Voice is the next frontier of conversational AI. It is the most natural modality for people to chat and interact with another intelligent being. However, the voice AI software stack is complex, with many moving parts. Docker has emerged as one of the most useful tools for AI agent deployment.
In this article, we’ll explore how to use open-source technologies and Docker to create voice AI agents that utilize your custom knowledge base, voice style, actions, fine-tuned AI models, and run on your own computer. It is based on a talk I recently gave at the Docker Captains Summit in Istanbul.
Docker and AI
Most developers consider Docker the “container store” for software. The Docker container provides a reliable and reproducible environment for developing software locally on your own machine and then shipping it to the cloud. It also provides a safe sandbox to isolate, run, and scale user-submitted software in the cloud. For complex AI applications, Docker provides a suite of tools that makes it easy for developers and platform engineers to build and deploy.
- The Docker container is a great tool for running software components and functions in an AI agent system. It can run web servers, API servers, workflow orchestrators, LLM actions or tool calls, code interpreters, simulated web browsers, search engines, and vector databases.

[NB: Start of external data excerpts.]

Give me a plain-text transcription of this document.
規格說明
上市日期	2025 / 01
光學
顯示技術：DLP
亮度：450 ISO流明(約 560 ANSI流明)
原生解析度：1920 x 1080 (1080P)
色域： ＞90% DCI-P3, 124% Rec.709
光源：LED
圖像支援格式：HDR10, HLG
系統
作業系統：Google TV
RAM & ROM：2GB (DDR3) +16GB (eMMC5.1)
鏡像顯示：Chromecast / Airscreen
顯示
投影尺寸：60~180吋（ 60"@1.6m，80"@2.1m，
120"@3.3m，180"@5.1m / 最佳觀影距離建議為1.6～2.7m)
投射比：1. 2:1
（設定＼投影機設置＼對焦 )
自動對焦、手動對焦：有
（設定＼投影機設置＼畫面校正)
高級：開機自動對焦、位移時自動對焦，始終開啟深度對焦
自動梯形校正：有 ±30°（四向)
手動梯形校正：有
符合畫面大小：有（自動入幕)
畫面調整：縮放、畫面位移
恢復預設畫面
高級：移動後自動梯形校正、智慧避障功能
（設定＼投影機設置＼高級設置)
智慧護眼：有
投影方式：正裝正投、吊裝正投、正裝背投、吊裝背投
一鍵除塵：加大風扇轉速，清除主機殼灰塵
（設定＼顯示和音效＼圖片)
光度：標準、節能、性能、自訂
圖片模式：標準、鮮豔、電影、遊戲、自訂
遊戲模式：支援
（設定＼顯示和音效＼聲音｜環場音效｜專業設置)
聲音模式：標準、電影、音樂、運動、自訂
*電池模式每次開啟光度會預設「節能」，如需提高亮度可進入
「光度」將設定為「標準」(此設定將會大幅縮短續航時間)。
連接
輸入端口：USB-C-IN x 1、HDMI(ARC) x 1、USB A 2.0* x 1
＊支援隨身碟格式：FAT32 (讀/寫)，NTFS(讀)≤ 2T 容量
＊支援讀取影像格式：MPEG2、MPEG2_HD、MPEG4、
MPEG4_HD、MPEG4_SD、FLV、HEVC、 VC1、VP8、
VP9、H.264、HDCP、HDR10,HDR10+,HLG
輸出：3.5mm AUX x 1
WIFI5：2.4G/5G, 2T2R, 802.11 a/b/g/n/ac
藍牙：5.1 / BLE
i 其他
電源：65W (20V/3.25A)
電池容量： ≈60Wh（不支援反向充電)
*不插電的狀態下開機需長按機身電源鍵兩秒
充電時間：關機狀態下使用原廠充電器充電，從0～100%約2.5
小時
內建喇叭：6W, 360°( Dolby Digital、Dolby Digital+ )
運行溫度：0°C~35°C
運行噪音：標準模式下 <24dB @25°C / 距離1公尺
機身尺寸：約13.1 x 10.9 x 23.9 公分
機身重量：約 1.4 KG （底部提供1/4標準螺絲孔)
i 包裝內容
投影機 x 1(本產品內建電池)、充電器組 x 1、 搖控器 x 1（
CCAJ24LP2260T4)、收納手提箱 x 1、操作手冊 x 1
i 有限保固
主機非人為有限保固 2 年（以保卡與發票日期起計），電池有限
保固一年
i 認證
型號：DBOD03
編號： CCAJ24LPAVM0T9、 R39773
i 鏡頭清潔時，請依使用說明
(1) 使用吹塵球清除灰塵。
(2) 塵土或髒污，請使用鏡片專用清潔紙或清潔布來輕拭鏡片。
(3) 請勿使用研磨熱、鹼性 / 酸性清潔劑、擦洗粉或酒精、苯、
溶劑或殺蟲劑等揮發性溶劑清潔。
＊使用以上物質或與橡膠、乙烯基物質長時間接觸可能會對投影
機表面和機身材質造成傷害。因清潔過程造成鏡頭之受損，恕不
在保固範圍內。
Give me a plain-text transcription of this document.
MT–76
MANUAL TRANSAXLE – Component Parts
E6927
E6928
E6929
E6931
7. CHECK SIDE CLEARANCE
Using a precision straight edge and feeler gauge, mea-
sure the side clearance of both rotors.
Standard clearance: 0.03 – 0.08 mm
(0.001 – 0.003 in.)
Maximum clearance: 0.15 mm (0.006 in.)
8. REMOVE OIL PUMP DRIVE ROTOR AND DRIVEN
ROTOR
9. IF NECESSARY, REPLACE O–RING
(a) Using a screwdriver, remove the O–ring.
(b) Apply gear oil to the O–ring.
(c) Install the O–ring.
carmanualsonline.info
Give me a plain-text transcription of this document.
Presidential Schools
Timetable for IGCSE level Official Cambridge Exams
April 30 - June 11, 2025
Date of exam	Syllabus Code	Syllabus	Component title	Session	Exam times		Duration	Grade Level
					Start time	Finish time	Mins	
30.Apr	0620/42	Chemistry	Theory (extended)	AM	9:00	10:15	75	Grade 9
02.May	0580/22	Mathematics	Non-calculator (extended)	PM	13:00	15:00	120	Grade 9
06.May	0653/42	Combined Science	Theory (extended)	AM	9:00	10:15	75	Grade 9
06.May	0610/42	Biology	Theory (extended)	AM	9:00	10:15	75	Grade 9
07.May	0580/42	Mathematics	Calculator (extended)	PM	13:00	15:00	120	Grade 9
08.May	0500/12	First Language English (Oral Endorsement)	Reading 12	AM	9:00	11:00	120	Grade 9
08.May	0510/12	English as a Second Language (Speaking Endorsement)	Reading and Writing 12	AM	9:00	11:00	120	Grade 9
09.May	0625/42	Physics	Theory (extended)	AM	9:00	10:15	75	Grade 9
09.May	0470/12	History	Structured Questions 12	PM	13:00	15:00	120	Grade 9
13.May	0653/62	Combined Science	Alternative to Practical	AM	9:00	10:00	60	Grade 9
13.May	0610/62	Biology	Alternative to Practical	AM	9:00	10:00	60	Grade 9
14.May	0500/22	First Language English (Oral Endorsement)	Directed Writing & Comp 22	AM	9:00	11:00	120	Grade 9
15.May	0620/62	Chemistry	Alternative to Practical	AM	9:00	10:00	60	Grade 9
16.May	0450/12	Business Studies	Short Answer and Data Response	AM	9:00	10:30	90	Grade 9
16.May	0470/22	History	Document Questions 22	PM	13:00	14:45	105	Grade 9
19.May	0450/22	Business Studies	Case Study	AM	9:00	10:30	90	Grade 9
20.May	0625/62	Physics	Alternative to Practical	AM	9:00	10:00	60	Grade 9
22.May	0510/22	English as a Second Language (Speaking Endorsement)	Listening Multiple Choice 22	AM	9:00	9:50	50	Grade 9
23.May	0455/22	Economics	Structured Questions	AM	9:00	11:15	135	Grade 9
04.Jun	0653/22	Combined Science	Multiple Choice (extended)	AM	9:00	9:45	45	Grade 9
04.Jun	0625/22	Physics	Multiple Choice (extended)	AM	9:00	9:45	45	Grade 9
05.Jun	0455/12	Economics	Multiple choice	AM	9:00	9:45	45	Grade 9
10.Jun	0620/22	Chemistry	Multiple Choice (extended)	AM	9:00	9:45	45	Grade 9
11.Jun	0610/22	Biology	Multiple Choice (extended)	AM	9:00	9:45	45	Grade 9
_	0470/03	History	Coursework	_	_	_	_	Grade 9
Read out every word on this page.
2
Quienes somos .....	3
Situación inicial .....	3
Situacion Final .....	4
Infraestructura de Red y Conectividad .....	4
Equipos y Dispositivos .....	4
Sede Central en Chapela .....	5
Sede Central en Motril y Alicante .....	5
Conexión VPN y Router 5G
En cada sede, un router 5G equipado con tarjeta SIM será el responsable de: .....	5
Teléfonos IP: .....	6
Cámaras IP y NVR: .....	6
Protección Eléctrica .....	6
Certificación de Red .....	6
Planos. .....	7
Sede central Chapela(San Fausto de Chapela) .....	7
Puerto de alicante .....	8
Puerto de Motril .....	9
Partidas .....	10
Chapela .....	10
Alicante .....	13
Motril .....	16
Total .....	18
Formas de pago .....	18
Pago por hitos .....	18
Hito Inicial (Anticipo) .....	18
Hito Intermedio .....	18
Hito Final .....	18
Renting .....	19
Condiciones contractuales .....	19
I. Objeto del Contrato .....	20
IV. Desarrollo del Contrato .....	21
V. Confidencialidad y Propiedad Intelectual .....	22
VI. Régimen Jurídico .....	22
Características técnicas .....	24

- With the NVIDIA Container Toolkit, you can access the host machine’s GPU from inside Docker containers, enabling you to run inference applications such as LlamaEdge that serve open-source AI models inside the container.
- The Docker Model Runner runs OpenAI-compatible API servers for open-source LLMs locally on your own computer.
- The Docker MCP Toolkit provides an easy way to run MCP servers in containers and make them available to AI agents.
The EchoKit platform provides a set of Docker images and utilizes Docker tools to simplify the deployment of complex AI workflows.
EchoKit
The EchoKit consists of a server and a client. The client could be an ESP32-based hardware device that can listen for user voices using a microphone, stream the voice data to the server, receive and play the server’s voice response through a speaker. EchoKit provides the device hardware specifications and firmware under open-source licenses. To see it in action, check out the following video demos.
- EchoKit tells the story about the Diana exhibit at the MET museum
- EchoKit recommends BBQ in a Texas accent
- EchoKit helps a user practice for the US Civics test
You can check out the GitHub repo for EchoKit.
The AI agent orchestrator
The EchoKit server is an open-source AI service orchestrator focused on real-time voice use cases. It starts up a WebSocket server that listens for streaming audio input and returns streaming audio responses. It ties together multiple AI models, including voice activity detection (VAD), automatic speech recognition (ASR), large language models (LLM), and text-to-speech (TTS), using one model’s output as the input for the next model.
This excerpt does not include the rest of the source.